Tribuna ciudadana

La ira de los mansos

Carlos Rodríguez Mansilla

La Argentina es un país de contrastes. Siempre lo fue. Casi todo es contraste. Buenos Aires es París, y la pampa es un desierto. Podemos alimentar al mundo y hay niños que mueren de hambre. Tenemos premios Nobel en ciencias y abundan los semianalfabetos. Los que hoy aplauden mañana insultan al mismo que aplaudieron. Esto no es un descubrimiento. Pero somos así.

A diferencia de otros pueblos, no hacemos un culto de la ley. La “viveza” consiste en no cumplirla. Y el que no es “vivo” es “gil”. Son las dos categorías en que se divide la sociedad para esta forma de pensar tan argentina que advirtió Ortega y Gasset cuando visitó el país, hace ya décadas.

Para la filosofía del Derecho, la gran cuestión es decidir entre el orden y la libertad. Porque el orden, según algunos, implica siempre alguna pérdida de libertad. Pero para Santo Tomás, el orden justo es la verdadera libertad. Porque sin orden no hay libertad posible.

Para la Teología, el pecado es un desorden. Una conducta que rompe el orden natural impuesto por Dios y escrito en el corazón de todos los hombres. Y rompe el orden porque viola la Ley de Dios.

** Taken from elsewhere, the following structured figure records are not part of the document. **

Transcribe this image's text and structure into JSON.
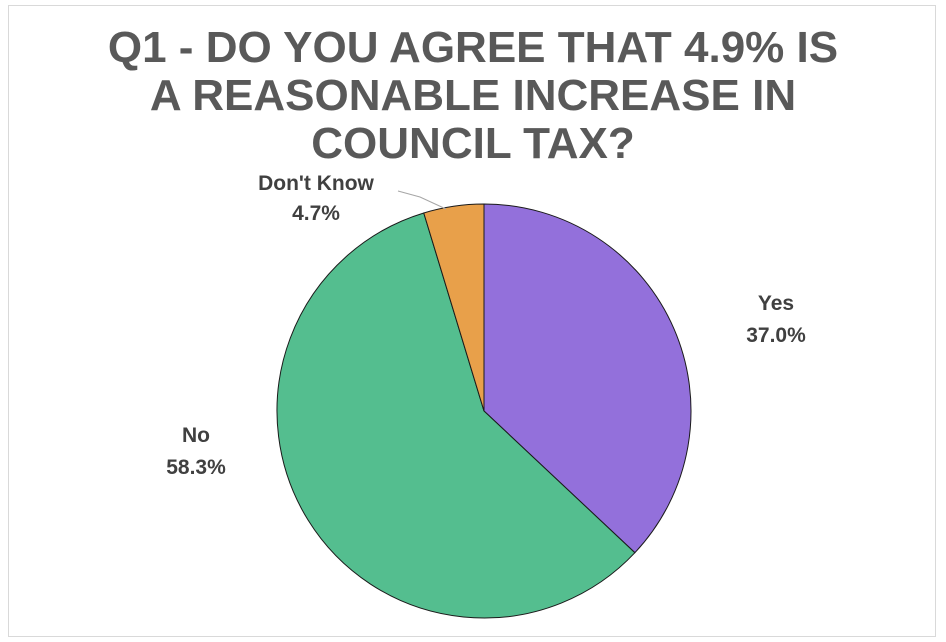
{
  "chart_data": {
    "type": "pie",
    "title_lines": [
      "Q1 - DO YOU AGREE THAT 4.9% IS",
      "A REASONABLE INCREASE IN",
      "COUNCIL TAX?"
    ],
    "categories": [
      "Yes",
      "No",
      "Don't Know"
    ],
    "values": [
      37.0,
      58.3,
      4.7
    ],
    "value_labels": [
      "37.0%",
      "58.3%",
      "4.7%"
    ],
    "colors": [
      "#9370DB",
      "#54BE8F",
      "#E8A04A"
    ],
    "legend": "none",
    "data_labels": "outside"
  }
}
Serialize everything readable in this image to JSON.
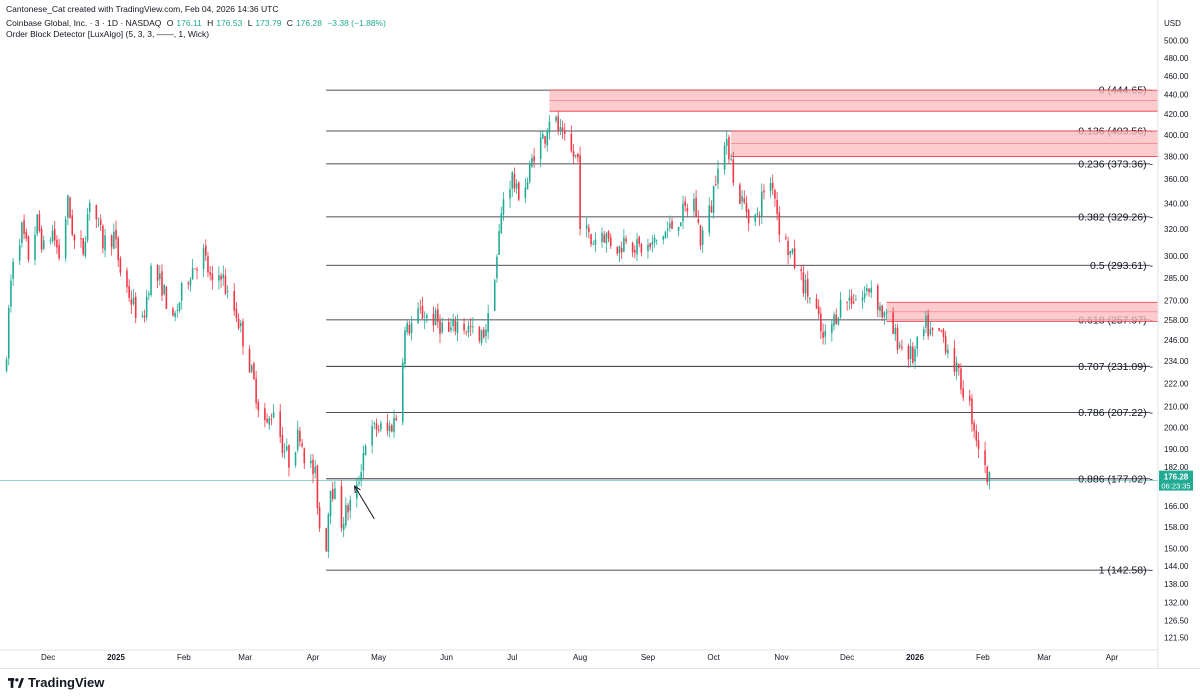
{
  "header": {
    "line1": "Cantonese_Cat created with TradingView.com, Feb 04, 2026 14:36 UTC",
    "symbol": "Coinbase Global, Inc. · 3 · 1D · NASDAQ",
    "o_label": "O",
    "o_val": "176.11",
    "h_label": "H",
    "h_val": "176.53",
    "l_label": "L",
    "l_val": "173.79",
    "c_label": "C",
    "c_val": "176.28",
    "chg": "−3.38 (−1.88%)",
    "indicator": "Order Block Detector [LuxAlgo] (5, 3, 3, ——, 1, Wick)"
  },
  "footer": {
    "brand": "TradingView"
  },
  "colors": {
    "up": "#22ab94",
    "down": "#f23645",
    "ob_fill": "#f9b9bd",
    "ob_stroke": "#f23645",
    "fib": "#131722",
    "price_tag": "#22ab94"
  },
  "chart_data": {
    "type": "candlestick",
    "currency": "USD",
    "y_scale": "log",
    "ylim": [
      118,
      525
    ],
    "y_ticks": [
      "500.00",
      "480.00",
      "460.00",
      "440.00",
      "420.00",
      "400.00",
      "380.00",
      "360.00",
      "340.00",
      "320.00",
      "300.00",
      "285.00",
      "270.00",
      "258.00",
      "246.00",
      "234.00",
      "222.00",
      "210.00",
      "200.00",
      "190.00",
      "182.00",
      "174.00",
      "166.00",
      "158.00",
      "150.00",
      "144.00",
      "138.00",
      "132.00",
      "126.50",
      "121.50"
    ],
    "y_tick_values": [
      500,
      480,
      460,
      440,
      420,
      400,
      380,
      360,
      340,
      320,
      300,
      285,
      270,
      258,
      246,
      234,
      222,
      210,
      200,
      190,
      182,
      174,
      166,
      158,
      150,
      144,
      138,
      132,
      126.5,
      121.5
    ],
    "x_ticks": [
      {
        "label": "Dec",
        "date": "2024-12-01"
      },
      {
        "label": "2025",
        "date": "2025-01-01"
      },
      {
        "label": "Feb",
        "date": "2025-02-01"
      },
      {
        "label": "Mar",
        "date": "2025-03-01"
      },
      {
        "label": "Apr",
        "date": "2025-04-01"
      },
      {
        "label": "May",
        "date": "2025-05-01"
      },
      {
        "label": "Jun",
        "date": "2025-06-01"
      },
      {
        "label": "Jul",
        "date": "2025-07-01"
      },
      {
        "label": "Aug",
        "date": "2025-08-01"
      },
      {
        "label": "Sep",
        "date": "2025-09-01"
      },
      {
        "label": "Oct",
        "date": "2025-10-01"
      },
      {
        "label": "Nov",
        "date": "2025-11-01"
      },
      {
        "label": "Dec",
        "date": "2025-12-01"
      },
      {
        "label": "2026",
        "date": "2026-01-01"
      },
      {
        "label": "Feb",
        "date": "2026-02-01"
      },
      {
        "label": "Mar",
        "date": "2026-03-01"
      },
      {
        "label": "Apr",
        "date": "2026-04-01"
      }
    ],
    "x_range": [
      "2024-11-09",
      "2026-04-22"
    ],
    "last_price": "176.28",
    "countdown": "06:23:35",
    "fib_start_date": "2025-04-07",
    "fib_levels": [
      {
        "label": "0 (444.65)",
        "value": 444.65
      },
      {
        "label": "0.136 (403.56)",
        "value": 403.56
      },
      {
        "label": "0.236 (373.36)",
        "value": 373.36
      },
      {
        "label": "0.382 (329.26)",
        "value": 329.26
      },
      {
        "label": "0.5 (293.61)",
        "value": 293.61
      },
      {
        "label": "0.618 (257.97)",
        "value": 257.97
      },
      {
        "label": "0.707 (231.09)",
        "value": 231.09
      },
      {
        "label": "0.786 (207.22)",
        "value": 207.22
      },
      {
        "label": "0.886 (177.02)",
        "value": 177.02
      },
      {
        "label": "1 (142.58)",
        "value": 142.58
      }
    ],
    "order_blocks": [
      {
        "start": "2025-07-18",
        "top": 444.65,
        "bottom": 423.0
      },
      {
        "start": "2025-10-09",
        "top": 403.56,
        "bottom": 380.0
      },
      {
        "start": "2025-12-19",
        "top": 269.0,
        "bottom": 257.0
      }
    ],
    "arrow": {
      "from": [
        "2025-04-29",
        161.0
      ],
      "to": [
        "2025-04-20",
        174.0
      ]
    },
    "anchors": [
      [
        "2024-11-12",
        230
      ],
      [
        "2024-11-13",
        265
      ],
      [
        "2024-11-15",
        300
      ],
      [
        "2024-11-19",
        320
      ],
      [
        "2024-11-22",
        300
      ],
      [
        "2024-11-26",
        325
      ],
      [
        "2024-11-29",
        305
      ],
      [
        "2024-12-03",
        318
      ],
      [
        "2024-12-06",
        300
      ],
      [
        "2024-12-10",
        340
      ],
      [
        "2024-12-13",
        310
      ],
      [
        "2024-12-17",
        305
      ],
      [
        "2024-12-20",
        345
      ],
      [
        "2024-12-26",
        310
      ],
      [
        "2024-12-31",
        315
      ],
      [
        "2025-01-03",
        290
      ],
      [
        "2025-01-08",
        270
      ],
      [
        "2025-01-13",
        255
      ],
      [
        "2025-01-17",
        290
      ],
      [
        "2025-01-22",
        280
      ],
      [
        "2025-01-27",
        255
      ],
      [
        "2025-01-31",
        275
      ],
      [
        "2025-02-04",
        290
      ],
      [
        "2025-02-10",
        302
      ],
      [
        "2025-02-14",
        278
      ],
      [
        "2025-02-18",
        290
      ],
      [
        "2025-02-21",
        272
      ],
      [
        "2025-02-25",
        262
      ],
      [
        "2025-03-03",
        232
      ],
      [
        "2025-03-07",
        212
      ],
      [
        "2025-03-11",
        200
      ],
      [
        "2025-03-14",
        210
      ],
      [
        "2025-03-18",
        192
      ],
      [
        "2025-03-21",
        185
      ],
      [
        "2025-03-26",
        198
      ],
      [
        "2025-03-28",
        188
      ],
      [
        "2025-04-02",
        178
      ],
      [
        "2025-04-04",
        158
      ],
      [
        "2025-04-07",
        152
      ],
      [
        "2025-04-09",
        176
      ],
      [
        "2025-04-14",
        160
      ],
      [
        "2025-04-21",
        172
      ],
      [
        "2025-04-25",
        194
      ],
      [
        "2025-04-30",
        200
      ],
      [
        "2025-05-05",
        198
      ],
      [
        "2025-05-09",
        205
      ],
      [
        "2025-05-13",
        250
      ],
      [
        "2025-05-20",
        262
      ],
      [
        "2025-05-27",
        258
      ],
      [
        "2025-06-02",
        250
      ],
      [
        "2025-06-06",
        256
      ],
      [
        "2025-06-12",
        252
      ],
      [
        "2025-06-16",
        244
      ],
      [
        "2025-06-20",
        258
      ],
      [
        "2025-06-24",
        300
      ],
      [
        "2025-06-27",
        345
      ],
      [
        "2025-07-01",
        362
      ],
      [
        "2025-07-03",
        348
      ],
      [
        "2025-07-08",
        358
      ],
      [
        "2025-07-11",
        385
      ],
      [
        "2025-07-16",
        400
      ],
      [
        "2025-07-18",
        418
      ],
      [
        "2025-07-21",
        410
      ],
      [
        "2025-07-24",
        395
      ],
      [
        "2025-07-28",
        382
      ],
      [
        "2025-07-31",
        378
      ],
      [
        "2025-08-01",
        328
      ],
      [
        "2025-08-06",
        310
      ],
      [
        "2025-08-11",
        318
      ],
      [
        "2025-08-14",
        312
      ],
      [
        "2025-08-19",
        305
      ],
      [
        "2025-08-22",
        316
      ],
      [
        "2025-08-27",
        306
      ],
      [
        "2025-09-02",
        306
      ],
      [
        "2025-09-08",
        316
      ],
      [
        "2025-09-12",
        322
      ],
      [
        "2025-09-17",
        332
      ],
      [
        "2025-09-22",
        342
      ],
      [
        "2025-09-25",
        312
      ],
      [
        "2025-09-30",
        338
      ],
      [
        "2025-10-03",
        378
      ],
      [
        "2025-10-06",
        388
      ],
      [
        "2025-10-09",
        385
      ],
      [
        "2025-10-10",
        355
      ],
      [
        "2025-10-14",
        342
      ],
      [
        "2025-10-17",
        332
      ],
      [
        "2025-10-21",
        328
      ],
      [
        "2025-10-24",
        352
      ],
      [
        "2025-10-28",
        358
      ],
      [
        "2025-10-31",
        322
      ],
      [
        "2025-11-04",
        305
      ],
      [
        "2025-11-07",
        295
      ],
      [
        "2025-11-12",
        278
      ],
      [
        "2025-11-17",
        262
      ],
      [
        "2025-11-20",
        245
      ],
      [
        "2025-11-24",
        255
      ],
      [
        "2025-11-28",
        268
      ],
      [
        "2025-12-03",
        272
      ],
      [
        "2025-12-08",
        272
      ],
      [
        "2025-12-12",
        280
      ],
      [
        "2025-12-17",
        262
      ],
      [
        "2025-12-22",
        250
      ],
      [
        "2025-12-26",
        242
      ],
      [
        "2025-12-31",
        236
      ],
      [
        "2026-01-06",
        254
      ],
      [
        "2026-01-09",
        248
      ],
      [
        "2026-01-13",
        250
      ],
      [
        "2026-01-16",
        242
      ],
      [
        "2026-01-21",
        225
      ],
      [
        "2026-01-26",
        210
      ],
      [
        "2026-01-29",
        196
      ],
      [
        "2026-02-02",
        180
      ],
      [
        "2026-02-04",
        176.28
      ]
    ]
  }
}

La Ley que Dios entregó a Moisés es la que hay que cumplir para que exista el orden. En el campo social ocurre lo mismo. La Ley es la Constitución, y a la vez la Constitución es el orden. El orden social, el orden justo.

Si se viola la ley, se rompe el orden y se vive en el desorden. Por eso, mantener la ley y el orden es el deber primordial del Estado, de la autoridad, de los gobiernos.

El desorden es la ausencia de la ley, y por lo tanto la ausencia del Estado.

Detrás de los hechos

Los argentinos nos caracterizamos por correr detrás de los hechos. No somos previsores, no planificamos, no nos anticipamos. Hace falta que se caiga un viejo ascensor para que nos demos cuenta que nadie controla su funcionamiento. O que muera gente por un rayo, para descubrir que no se instalan pararrayos.

Con la “inseguridad” ocurre lo mismo. La así llamada “inseguridad” es la violación sistemática y permanente de la ley penal. Es la comisión masiva, abrumadora, de delitos a diario. Seguida de impunidad, que favorece y multiplica el delito.

Esto no comenzó ahora, ni siquiera con el actual gobierno. Se trata de una práctica usual que viene ocurriendo desde hace décadas, siempre in crescendo. Y el pueblo argentino es un pueblo manso. Que soporta y tolera. Hasta lo insoportable y lo intolerable. Pero, como dice el Martín Fierro “no hay tiento que no se corte”.

Estamos viviendo hechos deplorables. Vecinos, gente, ciudadanos, que toman a un delincuente sorprendido in fraganti, y en vez de apresarlo y ponerlo a disposición de la autoridad policial proceden a golpearlo. En el mismo lugar donde lo apresaron. Y voces que gritan. “¡Mátenlo!”.

Estos hechos repudiables, al margen de la ley, son la expresión de la ira de los mansos. Porque un día se hartan de ser mansos, de la impunidad, del desorden, de la falta de autoridad. Y reaccionan. “Todos a una”, como en “Fuenteovejuna”. Y reaccionan mal.

Esa reacción espontánea, contraria a la ley, para castigar a un delincuente que también ha violado la ley, es una foto de la ausencia del Estado, de la autoridad del Estado.

Décadas de prédica contra la autoridad, contra la policía, contra el orden, están dando sus frutos amargos. Porque el linchamiento no es el camino. Por el contrario, el camino es la ley y el orden. Julio A. Roca sintetizó en su programa de gobierno lo que debe lograr la Argentina: “Paz y administración”. La paz que llega con el orden. La administración honesta y eficiente de funcionarios capaces e idóneos.

Seguimos el camino de las urnas para elegir a nuestros gobernantes. Porque así lo establece la Constitución, y así debe ser. Pero es deber de todo ciudadano saber a quiénes va a votar, conocer sus ideas, sus proyectos, su trayectoria. Y elegir, entonces, a quienes se comprometan a hacer respetar la ley y el orden, en todos los órdenes. Sólo así superaremos la ley de la selva, y podremos vivir en una sociedad de hombres libres.

Décadas de prédica contra la autoridad, contra la policía, contra el orden, están dando sus frutos amargos.